Fecir Alptekin
Yıllar önce bir gün, arabada giderken, radyodan bir ses çalındı kulağıma… Ama ne ses ne şarkı…
Büyülendim!
Şarkıyı ve şarkıcının adını kaçırsam da, sözlere tutundum. O buğulu sese ve muhteşem sözlere…
***
Haliyle araba kullanırken kağıt kalem yok, yazmak yok, ama deli gibi aklımda korumaya çalıştım bazı cümleleri:
"Pek çok şehirde yaşadım, Paris'ten LA'e, pek çok paçavrayla ve zenginle tanıştım… Pek çok erkekle dans ettim, çirkin bir savaşta mücadele ettim, kalbimi bir dağa verdim, ama daha önce hiç sevmedim…
Hep yollardaydım ben, bir yandan öbür yana savrulup durdum, ama sen benim ilk ve son aşkımsın… Senden sonra kimse, hiç kimse yok…"
Eve ulaşır ulaşmaz Internete girdim, hayal meyal hatırladığım kadarıyla yazdım sözleri… Ve sonunda o şarkıya ulaştım. Anjani diye bir kadın, "No one after you" diye bir şarkı… Senden sonra hiç kimse!
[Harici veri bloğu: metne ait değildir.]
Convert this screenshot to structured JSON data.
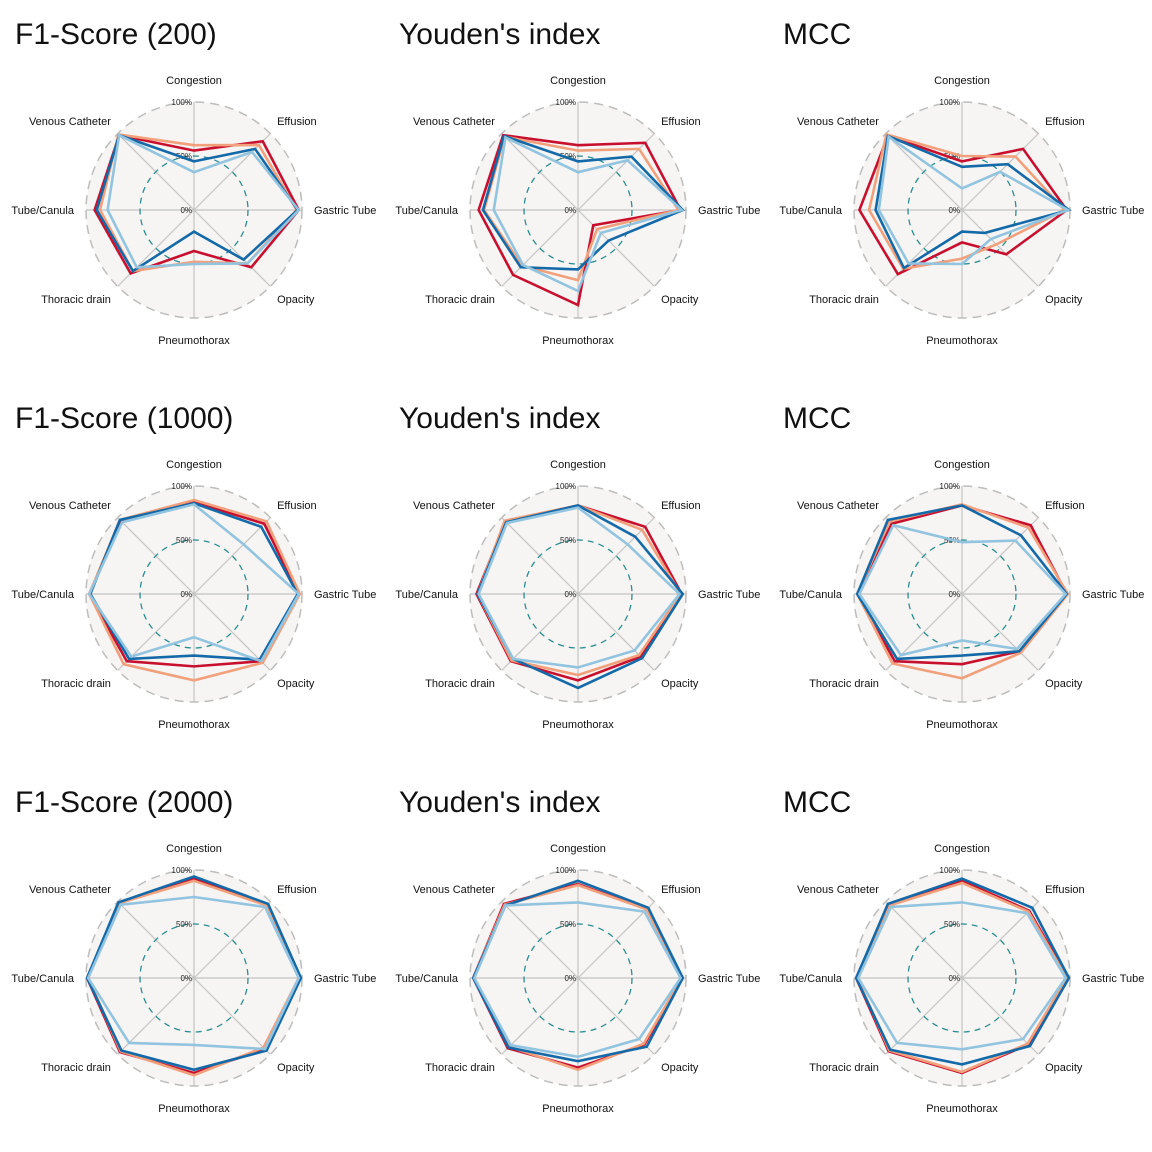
{
  "colors": {
    "background": "#f6f5f4",
    "outer_ring": "#bdbdbd",
    "mid_ring": "#2a8f8f",
    "spoke": "#c4c4c4",
    "series": [
      "#c8102e",
      "#f2a07b",
      "#1469a8",
      "#92c4e0"
    ]
  },
  "chart_data": [
    {
      "type": "radar",
      "title": "F1-Score (200)",
      "categories": [
        "Congestion",
        "Effusion",
        "Gastric Tube",
        "Opacity",
        "Pneumothorax",
        "Thoracic drain",
        "Tube/Canula",
        "Venous Catheter"
      ],
      "tick_labels": [
        "100%",
        "50%",
        "0%"
      ],
      "rlim": [
        0,
        100
      ],
      "series": [
        {
          "values": [
            55,
            90,
            97,
            75,
            38,
            83,
            92,
            98
          ]
        },
        {
          "values": [
            60,
            85,
            95,
            70,
            48,
            80,
            87,
            99
          ]
        },
        {
          "values": [
            45,
            80,
            96,
            65,
            20,
            80,
            90,
            98
          ]
        },
        {
          "values": [
            35,
            76,
            97,
            70,
            50,
            75,
            80,
            98
          ]
        }
      ]
    },
    {
      "type": "radar",
      "title": "Youden's index",
      "categories": [
        "Congestion",
        "Effusion",
        "Gastric Tube",
        "Opacity",
        "Pneumothorax",
        "Thoracic drain",
        "Tube/Canula",
        "Venous Catheter"
      ],
      "tick_labels": [
        "100%",
        "50%",
        "0%"
      ],
      "rlim": [
        0,
        100
      ],
      "series": [
        {
          "values": [
            60,
            88,
            95,
            20,
            88,
            85,
            92,
            98
          ]
        },
        {
          "values": [
            55,
            80,
            93,
            25,
            65,
            73,
            87,
            96
          ]
        },
        {
          "values": [
            45,
            70,
            97,
            40,
            55,
            75,
            88,
            97
          ]
        },
        {
          "values": [
            35,
            65,
            96,
            30,
            75,
            72,
            78,
            95
          ]
        }
      ]
    },
    {
      "type": "radar",
      "title": "MCC",
      "categories": [
        "Congestion",
        "Effusion",
        "Gastric Tube",
        "Opacity",
        "Pneumothorax",
        "Thoracic drain",
        "Tube/Canula",
        "Venous Catheter"
      ],
      "tick_labels": [
        "100%",
        "50%",
        "0%"
      ],
      "rlim": [
        0,
        100
      ],
      "series": [
        {
          "values": [
            45,
            80,
            97,
            58,
            30,
            84,
            95,
            97
          ]
        },
        {
          "values": [
            50,
            70,
            95,
            45,
            45,
            77,
            86,
            99
          ]
        },
        {
          "values": [
            40,
            60,
            99,
            30,
            20,
            76,
            80,
            97
          ]
        },
        {
          "values": [
            20,
            50,
            98,
            38,
            50,
            70,
            77,
            96
          ]
        }
      ]
    },
    {
      "type": "radar",
      "title": "F1-Score (1000)",
      "categories": [
        "Congestion",
        "Effusion",
        "Gastric Tube",
        "Opacity",
        "Pneumothorax",
        "Thoracic drain",
        "Tube/Canula",
        "Venous Catheter"
      ],
      "tick_labels": [
        "100%",
        "50%",
        "0%"
      ],
      "rlim": [
        0,
        100
      ],
      "series": [
        {
          "values": [
            85,
            92,
            97,
            88,
            67,
            88,
            97,
            95
          ]
        },
        {
          "values": [
            87,
            95,
            98,
            90,
            80,
            92,
            97,
            97
          ]
        },
        {
          "values": [
            84,
            88,
            96,
            86,
            57,
            85,
            96,
            97
          ]
        },
        {
          "values": [
            83,
            65,
            97,
            88,
            40,
            82,
            97,
            94
          ]
        }
      ]
    },
    {
      "type": "radar",
      "title": "Youden's index",
      "categories": [
        "Congestion",
        "Effusion",
        "Gastric Tube",
        "Opacity",
        "Pneumothorax",
        "Thoracic drain",
        "Tube/Canula",
        "Venous Catheter"
      ],
      "tick_labels": [
        "100%",
        "50%",
        "0%"
      ],
      "rlim": [
        0,
        100
      ],
      "series": [
        {
          "values": [
            82,
            88,
            96,
            82,
            80,
            88,
            94,
            95
          ]
        },
        {
          "values": [
            82,
            84,
            95,
            80,
            75,
            87,
            93,
            96
          ]
        },
        {
          "values": [
            82,
            75,
            97,
            84,
            87,
            85,
            93,
            94
          ]
        },
        {
          "values": [
            80,
            65,
            94,
            74,
            68,
            85,
            92,
            93
          ]
        }
      ]
    },
    {
      "type": "radar",
      "title": "MCC",
      "categories": [
        "Congestion",
        "Effusion",
        "Gastric Tube",
        "Opacity",
        "Pneumothorax",
        "Thoracic drain",
        "Tube/Canula",
        "Venous Catheter"
      ],
      "tick_labels": [
        "100%",
        "50%",
        "0%"
      ],
      "rlim": [
        0,
        100
      ],
      "series": [
        {
          "values": [
            82,
            90,
            97,
            75,
            65,
            88,
            97,
            92
          ]
        },
        {
          "values": [
            83,
            87,
            98,
            77,
            78,
            91,
            97,
            95
          ]
        },
        {
          "values": [
            82,
            77,
            97,
            75,
            57,
            85,
            97,
            97
          ]
        },
        {
          "values": [
            48,
            70,
            96,
            72,
            43,
            80,
            95,
            90
          ]
        }
      ]
    },
    {
      "type": "radar",
      "title": "F1-Score (2000)",
      "categories": [
        "Congestion",
        "Effusion",
        "Gastric Tube",
        "Opacity",
        "Pneumothorax",
        "Thoracic drain",
        "Tube/Canula",
        "Venous Catheter"
      ],
      "tick_labels": [
        "100%",
        "50%",
        "0%"
      ],
      "rlim": [
        0,
        100
      ],
      "series": [
        {
          "values": [
            92,
            96,
            98,
            93,
            88,
            97,
            99,
            98
          ]
        },
        {
          "values": [
            90,
            95,
            97,
            91,
            90,
            96,
            98,
            98
          ]
        },
        {
          "values": [
            94,
            97,
            99,
            95,
            85,
            95,
            99,
            99
          ]
        },
        {
          "values": [
            75,
            93,
            97,
            93,
            62,
            85,
            98,
            96
          ]
        }
      ]
    },
    {
      "type": "radar",
      "title": "Youden's index",
      "categories": [
        "Congestion",
        "Effusion",
        "Gastric Tube",
        "Opacity",
        "Pneumothorax",
        "Thoracic drain",
        "Tube/Canula",
        "Venous Catheter"
      ],
      "tick_labels": [
        "100%",
        "50%",
        "0%"
      ],
      "rlim": [
        0,
        100
      ],
      "series": [
        {
          "values": [
            87,
            90,
            97,
            87,
            83,
            92,
            97,
            97
          ]
        },
        {
          "values": [
            86,
            90,
            96,
            86,
            85,
            90,
            97,
            96
          ]
        },
        {
          "values": [
            90,
            92,
            97,
            90,
            77,
            91,
            97,
            95
          ]
        },
        {
          "values": [
            70,
            87,
            95,
            80,
            73,
            88,
            96,
            95
          ]
        }
      ]
    },
    {
      "type": "radar",
      "title": "MCC",
      "categories": [
        "Congestion",
        "Effusion",
        "Gastric Tube",
        "Opacity",
        "Pneumothorax",
        "Thoracic drain",
        "Tube/Canula",
        "Venous Catheter"
      ],
      "tick_labels": [
        "100%",
        "50%",
        "0%"
      ],
      "rlim": [
        0,
        100
      ],
      "series": [
        {
          "values": [
            90,
            88,
            98,
            87,
            88,
            96,
            98,
            96
          ]
        },
        {
          "values": [
            88,
            87,
            97,
            86,
            87,
            95,
            97,
            95
          ]
        },
        {
          "values": [
            92,
            92,
            99,
            89,
            80,
            94,
            98,
            97
          ]
        },
        {
          "values": [
            70,
            85,
            96,
            80,
            66,
            85,
            96,
            93
          ]
        }
      ]
    }
  ]
}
Anjani'den daha önceki yazılarımda da bahsetmiş olabilirim, zira o gün bugündür kendisi hep yanımda, kulağımda oldu. Çok sevdiğim bir başka müzisyenin, Leonard Cohen'in de yol arkadaşı. Hatta görünen o ki, ruh eşi.
***
Yıllardır böyle bir şarkı daha çıksın diye bekliyordum… Sonunda, iki gün önce o da çıkageldi, hoş geldi: Emily Wells'in sesinden "The Waltz of the Dearly Beloved"!
Gerçekten bir dans, sevdiğinle bir vals gibi…: "Sen benim çölümsün, dünyanın somutlaştığı yer ile gökyüzü arasındaki çizgi… Sabahları hayalini kuruyor, uykularımda sana geliyorum".
İki şarkının da hayatınıza girmesini, hayatınızda olmasını çok isterim… Ve tabii onları paylaşacağınız, paylaşırken anlayacağını bildiğiniz birinin olmasını… Zira bir şarkıyı paylaşamadıkça, insanın kalbinin yalnızlığı bitmiyor.